10.    Certain Additional Payments by the Company.
(a)    Anything in this Agreement to the contrary notwithstanding, if it is
determined that any payment or distribution by the Company to or for the benefit
of the Executive (whether paid or payable or distributed or distributable
pursuant to the terms of this Agreement or otherwise, but determined without
regard to any additional payments required under this Section) (a “Payment”)
would be subject to the excise tax imposed by Section 4999 of the Code because
the Payment is considered a “parachute payment” under Section 280G of the Code,
or any interest or penalties are incurred by the Executive with respect to such
excise tax (such excise tax, together with any such interest and penalties,
collectively referred to as the “Excise Tax”), then the Executive shall be
entitled to receive an additional payment (a “Gross-Up Payment”) in an amount
such that after payment by the Executive of all taxes (including any interest or
penalties imposed with respect to such taxes), including, without limitation,
any income taxes (and any interest and penalties imposed with respect to them)

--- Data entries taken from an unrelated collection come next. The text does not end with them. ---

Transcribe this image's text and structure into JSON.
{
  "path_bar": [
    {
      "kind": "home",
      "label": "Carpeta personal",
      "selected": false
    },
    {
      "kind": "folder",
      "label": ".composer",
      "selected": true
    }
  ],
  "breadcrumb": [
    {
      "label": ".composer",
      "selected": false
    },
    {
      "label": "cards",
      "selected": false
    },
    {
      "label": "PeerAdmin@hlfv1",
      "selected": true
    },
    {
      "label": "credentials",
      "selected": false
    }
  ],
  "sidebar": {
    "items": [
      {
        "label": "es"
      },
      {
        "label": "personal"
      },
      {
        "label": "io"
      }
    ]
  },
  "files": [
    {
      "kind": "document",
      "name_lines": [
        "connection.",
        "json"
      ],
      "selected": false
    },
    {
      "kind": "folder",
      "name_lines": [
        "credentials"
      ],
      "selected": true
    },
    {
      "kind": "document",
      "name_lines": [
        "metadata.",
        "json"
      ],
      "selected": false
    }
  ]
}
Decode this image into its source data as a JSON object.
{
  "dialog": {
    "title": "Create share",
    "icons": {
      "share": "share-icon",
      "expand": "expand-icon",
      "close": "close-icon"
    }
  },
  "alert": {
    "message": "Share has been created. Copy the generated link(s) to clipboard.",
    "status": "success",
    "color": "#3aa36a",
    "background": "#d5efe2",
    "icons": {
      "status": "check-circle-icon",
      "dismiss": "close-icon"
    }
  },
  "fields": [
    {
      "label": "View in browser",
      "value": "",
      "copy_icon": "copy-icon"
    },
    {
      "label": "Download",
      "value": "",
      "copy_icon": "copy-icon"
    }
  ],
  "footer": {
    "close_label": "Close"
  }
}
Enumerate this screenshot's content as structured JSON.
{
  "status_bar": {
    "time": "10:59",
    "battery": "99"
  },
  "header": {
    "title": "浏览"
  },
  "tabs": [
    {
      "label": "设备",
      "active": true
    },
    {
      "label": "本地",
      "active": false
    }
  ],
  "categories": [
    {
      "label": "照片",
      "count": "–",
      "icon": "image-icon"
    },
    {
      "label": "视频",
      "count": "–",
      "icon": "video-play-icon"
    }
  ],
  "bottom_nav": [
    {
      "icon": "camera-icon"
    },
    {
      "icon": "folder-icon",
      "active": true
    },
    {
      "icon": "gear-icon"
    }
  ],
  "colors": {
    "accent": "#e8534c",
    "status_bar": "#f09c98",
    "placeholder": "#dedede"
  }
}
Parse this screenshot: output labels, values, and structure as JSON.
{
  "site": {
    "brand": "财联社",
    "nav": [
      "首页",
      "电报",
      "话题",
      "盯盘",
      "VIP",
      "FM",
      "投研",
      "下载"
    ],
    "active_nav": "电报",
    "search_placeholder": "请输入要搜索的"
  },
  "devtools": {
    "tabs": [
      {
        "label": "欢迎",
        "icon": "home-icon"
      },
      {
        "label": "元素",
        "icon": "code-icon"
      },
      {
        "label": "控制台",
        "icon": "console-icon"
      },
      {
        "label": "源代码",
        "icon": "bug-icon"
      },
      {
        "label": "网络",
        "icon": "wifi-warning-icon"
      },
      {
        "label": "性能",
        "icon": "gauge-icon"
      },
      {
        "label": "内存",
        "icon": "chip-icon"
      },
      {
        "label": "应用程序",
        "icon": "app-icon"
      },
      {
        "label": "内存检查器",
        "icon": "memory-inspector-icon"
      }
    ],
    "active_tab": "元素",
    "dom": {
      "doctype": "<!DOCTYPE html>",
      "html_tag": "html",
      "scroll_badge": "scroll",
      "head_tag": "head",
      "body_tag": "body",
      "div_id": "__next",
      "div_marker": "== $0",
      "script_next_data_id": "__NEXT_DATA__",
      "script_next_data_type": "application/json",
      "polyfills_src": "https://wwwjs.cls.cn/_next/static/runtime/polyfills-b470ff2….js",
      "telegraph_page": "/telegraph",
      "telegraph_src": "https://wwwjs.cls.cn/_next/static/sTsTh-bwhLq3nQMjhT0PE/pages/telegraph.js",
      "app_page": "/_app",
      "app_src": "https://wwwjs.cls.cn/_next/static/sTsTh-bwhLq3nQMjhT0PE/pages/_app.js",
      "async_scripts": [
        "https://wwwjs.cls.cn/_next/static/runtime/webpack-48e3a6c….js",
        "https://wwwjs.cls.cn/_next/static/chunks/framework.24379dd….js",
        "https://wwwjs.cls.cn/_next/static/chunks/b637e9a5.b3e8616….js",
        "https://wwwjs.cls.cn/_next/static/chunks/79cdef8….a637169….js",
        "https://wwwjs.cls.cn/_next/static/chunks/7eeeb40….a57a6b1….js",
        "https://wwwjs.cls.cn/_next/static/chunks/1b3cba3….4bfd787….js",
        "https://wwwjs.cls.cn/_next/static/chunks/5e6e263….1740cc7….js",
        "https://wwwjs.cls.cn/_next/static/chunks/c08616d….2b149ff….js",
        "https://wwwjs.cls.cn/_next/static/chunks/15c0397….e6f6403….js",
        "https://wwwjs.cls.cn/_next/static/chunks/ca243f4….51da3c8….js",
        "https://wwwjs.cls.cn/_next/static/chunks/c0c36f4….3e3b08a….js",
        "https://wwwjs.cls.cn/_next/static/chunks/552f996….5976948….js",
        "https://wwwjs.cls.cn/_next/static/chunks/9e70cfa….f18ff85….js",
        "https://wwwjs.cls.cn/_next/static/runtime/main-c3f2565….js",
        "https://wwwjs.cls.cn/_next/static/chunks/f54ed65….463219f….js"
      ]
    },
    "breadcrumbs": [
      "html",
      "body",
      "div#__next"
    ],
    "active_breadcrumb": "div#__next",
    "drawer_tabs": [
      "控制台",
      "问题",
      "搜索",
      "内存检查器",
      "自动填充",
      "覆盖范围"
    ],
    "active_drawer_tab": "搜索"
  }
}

and Excise Tax imposed upon the Gross-Up Payment, the Executive retains an
amount of the Gross-Up Payment equal to the Excise Tax imposed upon the
Payments. For purposes of determining the amount of the Gross-Up Payment, the
Executive shall be deemed to pay Federal income taxes at the highest applicable
marginal rate of Federal income taxation for the calendar year in which the
Gross-Up Payment is to be made, net of the maximum reduction in Federal income
taxes which could be obtained from the deduction of such state or local taxes if
paid in such year (determined without regard to limitations on deductions based
upon the amount of adjusted gross income), and to have otherwise allowable
deductions for Federal, state and local income tax purposes at least equal to
those disallowed because of the inclusion of the Gross-Up Payment in adjusted
gross income. Notwithstanding the foregoing provisions of this Section, if it is
determined that the Executive is entitled to a Gross-Up Payment, but that the
present values as of the date of the Change of Control, determined in accordance
with Sections 280G(b)(2)(ii) and 280G(d)(4) of the Code (the “Present Value”),
of the Payments does not exceed 110% of the greatest Present Value of Payments
(the “Safe Harbor Cap”) that could be paid to the Executive such that the
receipt would not give rise to any Excise Tax, then no Gross-Up Payment shall be
made to the Executive and the amounts payable to Executive shall be reduced to
the maximum amount that could be paid to the Executive such that the Present
Value of the Payment does not exceed the Safe Harbor Cap. The Payments shall be
reduced in a manner that maximizes the Executive’s economic position. In
applying this principle, the reduction shall be made in a manner consistent with
the requirements of Section 409A of the Code, and where two economically
equivalent amounts are subject to reduction but payable at different times, such
amounts shall be reduced on a pro rata basis but not below zero.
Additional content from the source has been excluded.